Bei den meisten ist davon keine Rede. Auch die Modelle, die das Wirtschaftswachstum vorhersagen sollen, sind noch recht optimistisch. Das Modell der Notenbank von Atlanta zeigte Anfang Juni noch ein Wachstum von 4 % im zweiten Quartal voraus. Das Modell der New Yorker Fed steht bei 2,3 %.

Inzwischen sind die Wert mit neuen Datenpunkten beim Atlanta Fed Modell etwas zurückgekommen. Die Prognose steht nun bei 3 %, aber auch das könnte noch zu optimistisch sein. Der Arbeitsmarkt will nämlich nicht mehr so recht.

Die Probleme auf dem Arbeitsmarkt zeigen sich anhand von zwei Datenreihen. Zunächst ist da der monatliche Arbeitsmarktbericht zu nennen. Dieser zeigt, dass der Aufschwung an Fahrt verliert. Im mehrmonatigen Durchschnitt werden immer weniger neue Stellen geschaffen. Die Dynamik nimmt deutlich ab. Da die US-Wirtschaft kaum noch Produktivitätswachstum ausweist, ist das Wirtschaftswachstum vor allem vom Beschäftigungsaufbau abhängig.

Das Beschäftigungswachstum impliziert derzeit ein Wachstum von 1,5 % pro Jahr.
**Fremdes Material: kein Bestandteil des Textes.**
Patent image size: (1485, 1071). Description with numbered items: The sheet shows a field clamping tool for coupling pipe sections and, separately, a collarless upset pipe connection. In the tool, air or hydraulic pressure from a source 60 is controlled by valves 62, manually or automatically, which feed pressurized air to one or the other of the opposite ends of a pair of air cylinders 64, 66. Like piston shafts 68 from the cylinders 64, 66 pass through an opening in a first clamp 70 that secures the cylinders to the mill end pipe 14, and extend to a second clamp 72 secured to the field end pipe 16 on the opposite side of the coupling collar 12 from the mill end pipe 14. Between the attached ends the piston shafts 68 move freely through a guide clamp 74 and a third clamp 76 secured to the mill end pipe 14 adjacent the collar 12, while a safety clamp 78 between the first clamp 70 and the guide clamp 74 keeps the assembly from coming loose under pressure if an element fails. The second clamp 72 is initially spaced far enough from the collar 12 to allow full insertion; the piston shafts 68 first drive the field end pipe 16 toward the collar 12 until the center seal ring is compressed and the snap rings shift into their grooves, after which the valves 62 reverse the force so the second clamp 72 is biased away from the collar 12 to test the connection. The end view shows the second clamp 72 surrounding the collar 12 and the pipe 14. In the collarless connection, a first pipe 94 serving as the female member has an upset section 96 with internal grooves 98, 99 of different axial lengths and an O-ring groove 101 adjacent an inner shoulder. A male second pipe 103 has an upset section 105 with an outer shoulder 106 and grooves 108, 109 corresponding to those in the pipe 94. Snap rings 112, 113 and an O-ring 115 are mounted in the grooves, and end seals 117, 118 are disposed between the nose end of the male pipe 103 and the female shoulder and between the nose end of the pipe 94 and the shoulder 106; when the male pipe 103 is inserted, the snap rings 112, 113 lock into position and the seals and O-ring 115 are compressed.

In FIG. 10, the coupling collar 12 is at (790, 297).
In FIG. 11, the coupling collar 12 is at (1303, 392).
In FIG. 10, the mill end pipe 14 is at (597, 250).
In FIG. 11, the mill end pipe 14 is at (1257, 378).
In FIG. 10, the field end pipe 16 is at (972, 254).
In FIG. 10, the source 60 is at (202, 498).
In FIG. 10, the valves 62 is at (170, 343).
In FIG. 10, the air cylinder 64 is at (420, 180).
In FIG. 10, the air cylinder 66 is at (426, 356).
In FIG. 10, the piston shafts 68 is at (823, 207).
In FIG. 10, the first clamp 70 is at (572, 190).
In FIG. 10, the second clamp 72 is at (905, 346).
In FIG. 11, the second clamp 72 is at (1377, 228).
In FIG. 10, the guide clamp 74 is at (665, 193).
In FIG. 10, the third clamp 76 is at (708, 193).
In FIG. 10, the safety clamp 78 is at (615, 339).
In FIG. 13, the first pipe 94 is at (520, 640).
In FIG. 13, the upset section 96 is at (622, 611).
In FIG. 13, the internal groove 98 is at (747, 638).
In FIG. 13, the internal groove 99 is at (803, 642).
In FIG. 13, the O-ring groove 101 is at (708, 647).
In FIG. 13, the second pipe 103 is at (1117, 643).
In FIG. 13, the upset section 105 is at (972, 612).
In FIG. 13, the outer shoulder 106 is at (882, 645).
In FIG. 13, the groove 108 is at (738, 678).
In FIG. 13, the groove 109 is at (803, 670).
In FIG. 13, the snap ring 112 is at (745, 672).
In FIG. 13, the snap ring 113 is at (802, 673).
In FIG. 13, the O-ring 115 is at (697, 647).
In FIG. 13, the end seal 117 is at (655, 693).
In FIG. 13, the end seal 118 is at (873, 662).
Die Tendenz ist abnehmend. Zusammen mit Wachstum in Übersee und kleinen Produktivitätsgewinnen kann das Wachstum 2 % erreichen – mit viel Glück. Im zweiten Quartal kann das Wachstum natürlich über 2 % liegen. Einzelne Quartale können immer deutlich über oder unter dem Trend liegen.

Ob es zu einem überdurchschnittlichen Wachstumsschub in Q2 kommt, wage ich zu bezweifeln. Der Arbeitsmarkt wirkt so, als würde er einen handfesten Abschwung andeuten. Damit sind wir bei der zweiten Datenreihe, die einen Schatten auf das Geschehen wirft.

Der zweite Datensatz ist in der Grafik abgebildet. Gezeigt werden die offenen Stellen und Neuanstellungen relativ zu den gesamten Stellen bzw. Beschäftigten. Die Datenreihe gibt es erst seit dem Jahr 2000. Entsprechend gibt es wenige historische Präzedenzfälle. Nichtsdestotrotz zeigt sich aktuell eine Situation wie 2006 und 2007. Damals stieg die Zahl offener Stellen weiter an, während Unternehmen in der Realität immer weniger Leute einstellten.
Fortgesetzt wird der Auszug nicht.